KUALA LUMPUR: Malaysian Rating Corporation Bhd (MARC) expects the economy to gain a better recovery momentum in 4Q2021 and, subsequently, experience expansion in 2022.
In its statement on Thursday, the rating agency expected a rebound in 4Q following a relaxation in the mobility restrictions as vaccination rates are approaching the requirement to achieve herd immunity.
“We believe that the pent-up demand and sustained export growth will be the main growth drivers in 4Q since all states, except Kelantan and Sarawak, are now in Phase 4 of the National Recovery Plan (NRP).
MARC pointed an upward trend in global demand will support the growth and increase private sector expenditure against the backdrop of continuous expansionary fiscal measures.
“Nevertheless, weaker-than-expected economic performance among Malaysia’s largest trading partners, supply chain disruptions and another wave of Covid-19 containment measures will pose downside risks to Malaysia’s growth outlook,” it said.
On the 3Q, it projects the Malaysian economy to experience a trough in 3Q, with GDP contracting by 3.7% year-on-year (y-o-y).
It cited domestic demand was depressed due to the nationwide lockdown and concerns about the pandemic, offsetting robust export performance.
During 3Q, the brunt of lockdown on the economy was evident in the steep decline in retail and recreation footfall to the lowest level since the first Movement Control Order (MCO 1.0) imposed in March-May 2020, based on data compiled by Google Mobility.
Consequently, retail sales contracted 8.1% and 7.5% y-o-y in July and August. The manufacturing Purchasing Managers Index (PMI) reading was below 50 throughout 3Q2021, indicating a deterioration in conditions for the industrial sector.
Exports will remain in the positive territory. The monthly export data in August and September 2021 recorded double-digit growth of 18.4% and 24.7% y-o-y. A rally in the prices of crude oil and crude palm oil (CPO) has lent some support to the export growth.
Meanwhile, MARC also pointed out in the final Monetary Policy Statement (MPS) for the year 2021, Bank Negara Malaysia decided to hold the overnight policy rate (OPR) steady at 1.75%, the same record low level since May 2020.
“The latest policy rate decision is in parallel with our expectations. The central bank continues its accommodative monetary policy stance primarily to support economic recovery momentum.
Based on the latest MPS assessment, the global and domestic economic outlook was largely unchanged from the previous assessment. The resurgence of positive Covid-19 cases in Malaysia prompted the government to reimpose tighter containment measures in June 2021 to curb further spreading.
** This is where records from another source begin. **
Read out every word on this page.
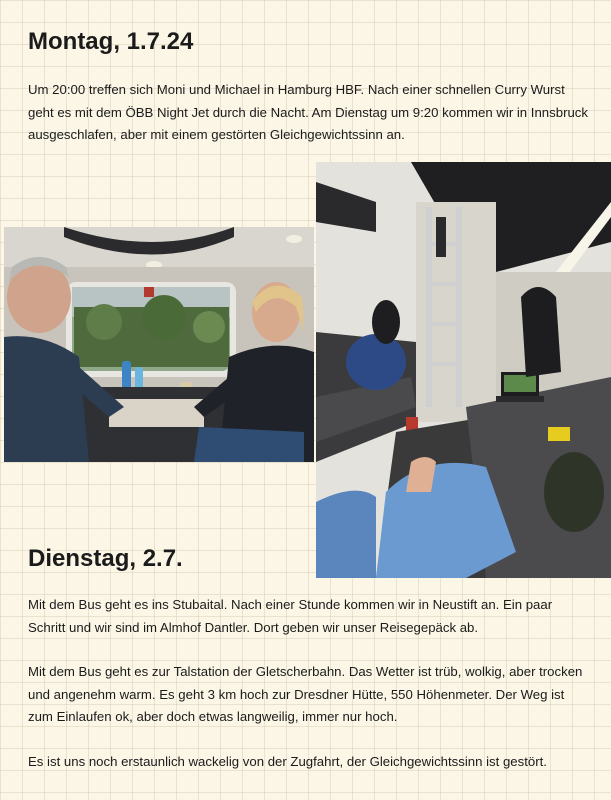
Montag, 1.7.24

Um 20:00 treffen sich Moni und Michael in Hamburg HBF. Nach einer schnellen Curry Wurst geht es mit dem ÖBB Night Jet durch die Nacht. Am Dienstag um 9:20 kommen wir in Innsbruck ausgeschlafen, aber mit einem gestörten Gleichgewichtssinn an.

Dienstag, 2.7.

Mit dem Bus geht es ins Stubaital. Nach einer Stunde kommen wir in Neustift an. Ein paar Schritt und wir sind im Almhof Dantler. Dort geben wir unser Reisegepäck ab.

Mit dem Bus geht es zur Talstation der Gletscherbahn. Das Wetter ist trüb, wolkig, aber trocken und angenehm warm. Es geht 3 km hoch zur Dresdner Hütte, 550 Höhenmeter. Der Weg ist zum Einlaufen ok, aber doch etwas langweilig, immer nur hoch.

Es ist uns noch erstaunlich wackelig von der Zugfahrt, der Gleichgewichtssinn ist gestört.
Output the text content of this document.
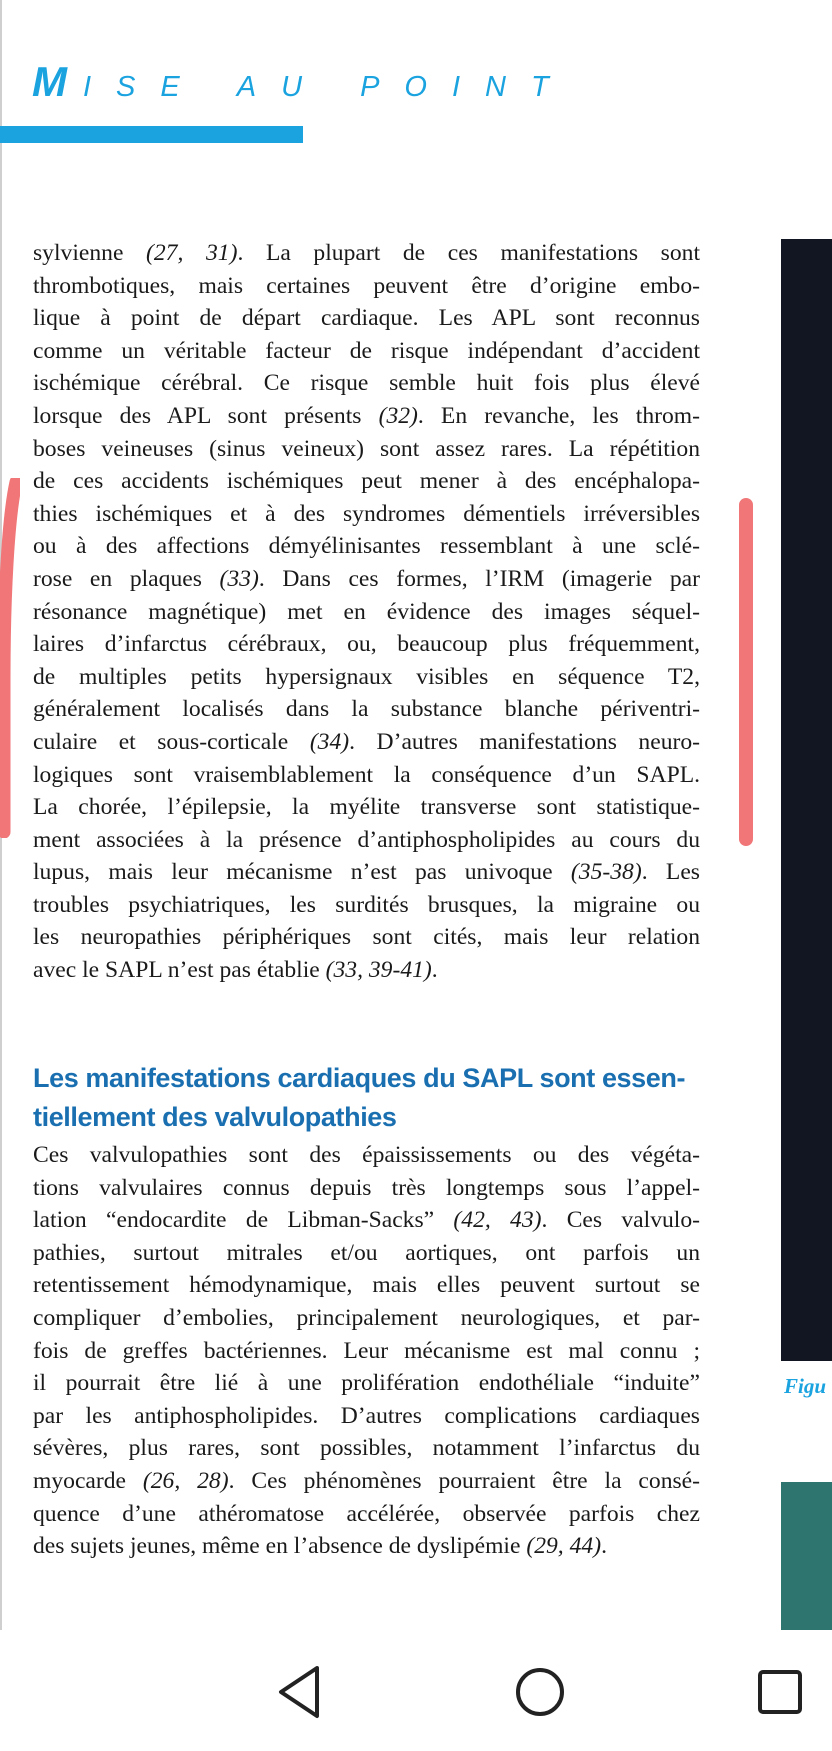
M ISE AU POINT
sylvienne (27, 31). La plupart de ces manifestations sont
thrombotiques, mais certaines peuvent être d’origine embo-
lique à point de départ cardiaque. Les APL sont reconnus
comme un véritable facteur de risque indépendant d’accident
ischémique cérébral. Ce risque semble huit fois plus élevé
lorsque des APL sont présents (32). En revanche, les throm-
boses veineuses (sinus veineux) sont assez rares. La répétition
de ces accidents ischémiques peut mener à des encéphalopa-
thies ischémiques et à des syndromes démentiels irréversibles
ou à des affections démyélinisantes ressemblant à une sclé-
rose en plaques (33). Dans ces formes, l’IRM (imagerie par
résonance magnétique) met en évidence des images séquel-
laires d’infarctus cérébraux, ou, beaucoup plus fréquemment,
de multiples petits hypersignaux visibles en séquence T2,
généralement localisés dans la substance blanche périventri-
culaire et sous-corticale (34). D’autres manifestations neuro-
logiques sont vraisemblablement la conséquence d’un SAPL.
La chorée, l’épilepsie, la myélite transverse sont statistique-
ment associées à la présence d’antiphospholipides au cours du
lupus, mais leur mécanisme n’est pas univoque (35-38). Les
troubles psychiatriques, les surdités brusques, la migraine ou
les neuropathies périphériques sont cités, mais leur relation
avec le SAPL n’est pas établie (33, 39-41).
Les manifestations cardiaques du SAPL sont essen-
tiellement des valvulopathies
Ces valvulopathies sont des épaississements ou des végéta-
tions valvulaires connus depuis très longtemps sous l’appel-
lation “endocardite de Libman-Sacks” (42, 43). Ces valvulo-
pathies, surtout mitrales et/ou aortiques, ont parfois un
retentissement hémodynamique, mais elles peuvent surtout se
compliquer d’embolies, principalement neurologiques, et par-
fois de greffes bactériennes. Leur mécanisme est mal connu ;
il pourrait être lié à une prolifération endothéliale “induite”
par les antiphospholipides. D’autres complications cardiaques
sévères, plus rares, sont possibles, notamment l’infarctus du
myocarde (26, 28). Ces phénomènes pourraient être la consé-
quence d’une athéromatose accélérée, observée parfois chez
des sujets jeunes, même en l’absence de dyslipémie (29, 44).
Figu
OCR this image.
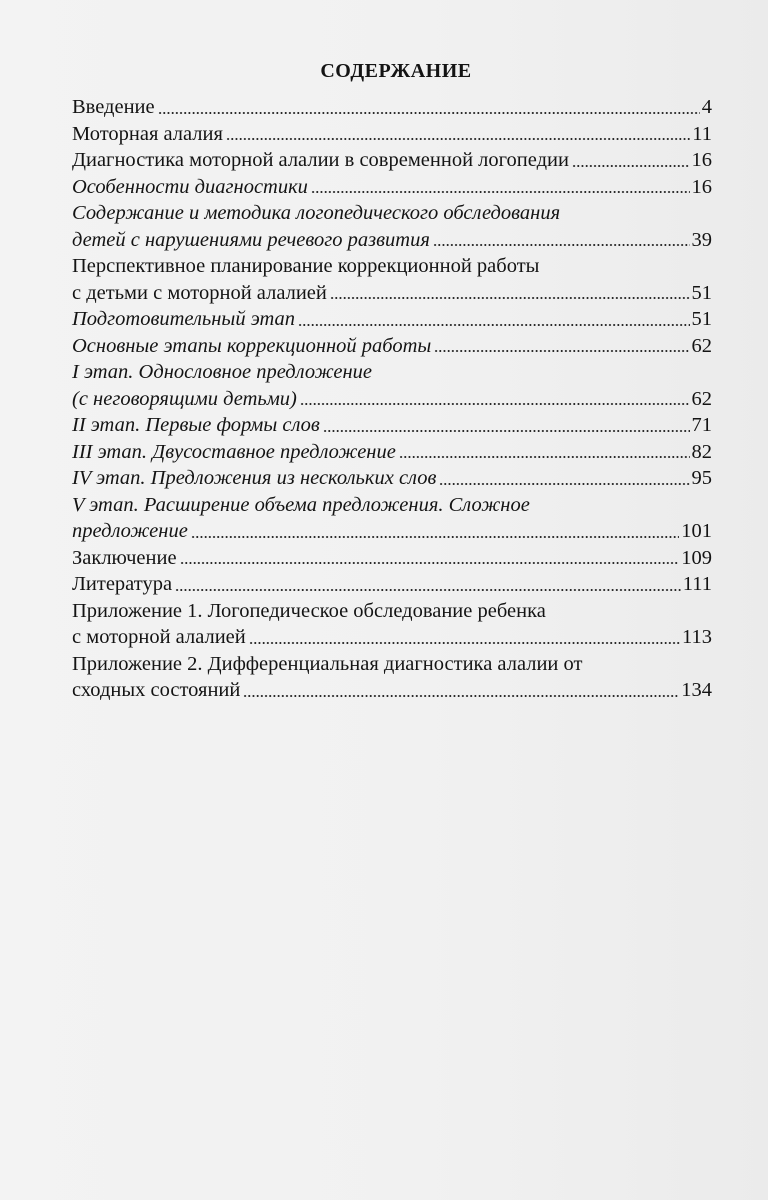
СОДЕРЖАНИЕ
Введение	4
Моторная алалия	11
Диагностика моторной алалии в современной логопедии	16
Особенности диагностики	16
Содержание и методика логопедического обследования
детей с нарушениями речевого развития	39
Перспективное планирование коррекционной работы
с детьми с моторной алалией	51
Подготовительный этап	51
Основные этапы коррекционной работы	62
I этап. Однословное предложение
(с неговорящими детьми)	62
II этап. Первые формы слов	71
III этап. Двусоставное предложение	82
IV этап. Предложения из нескольких слов	95
V этап. Расширение объема предложения. Сложное
предложение	101
Заключение	109
Литература	111
Приложение 1. Логопедическое обследование ребенка
с моторной алалией	113
Приложение 2. Дифференциальная диагностика алалии от
сходных состояний	134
Consequently, the “Total Lockdown” hammered recovery in 3Q2021 as the pandemic peaked in August.
The number of positive Covid-19 cases has been on a downtrend since the later part of August, and the economy is now in line with the NRP.
Bank Negara had reassured the economy will likely recover after the weak 3Q GDP performance.
The central bank also took note of the rising global inflation due to stronger global demand, supply chain disruptions, higher commodity prices and shortages of labour.
It maintained an inflation projection in the range of between 2.0% and 3.0% for 2021, which is in line with our expectation of 2.7%.
“We concur with BNM’s view that the underlying inflation will remain muted to average below 1.0% due to spare capacity in the near term.
“Going forward, we expect Bank Negara to maintain the OPR at the current level before normalising interest rates after mid-2022. The alternative scenario is that the OPR would be raised earlier if the US Federal Reserve and other regional central banks unexpectedly embark on monetary policy normalisation.
“This probable scenario would help curb capital from flowing out and ringgit from weakening, but post-Covid recovery may be incomplete. Additionally, the recent MPS signals no imminent changes to monetary policy.
“We hope the following MPS will provide more hints on how Bank Negara would tackle interest-rate normalisation in the coming year,” MARC said.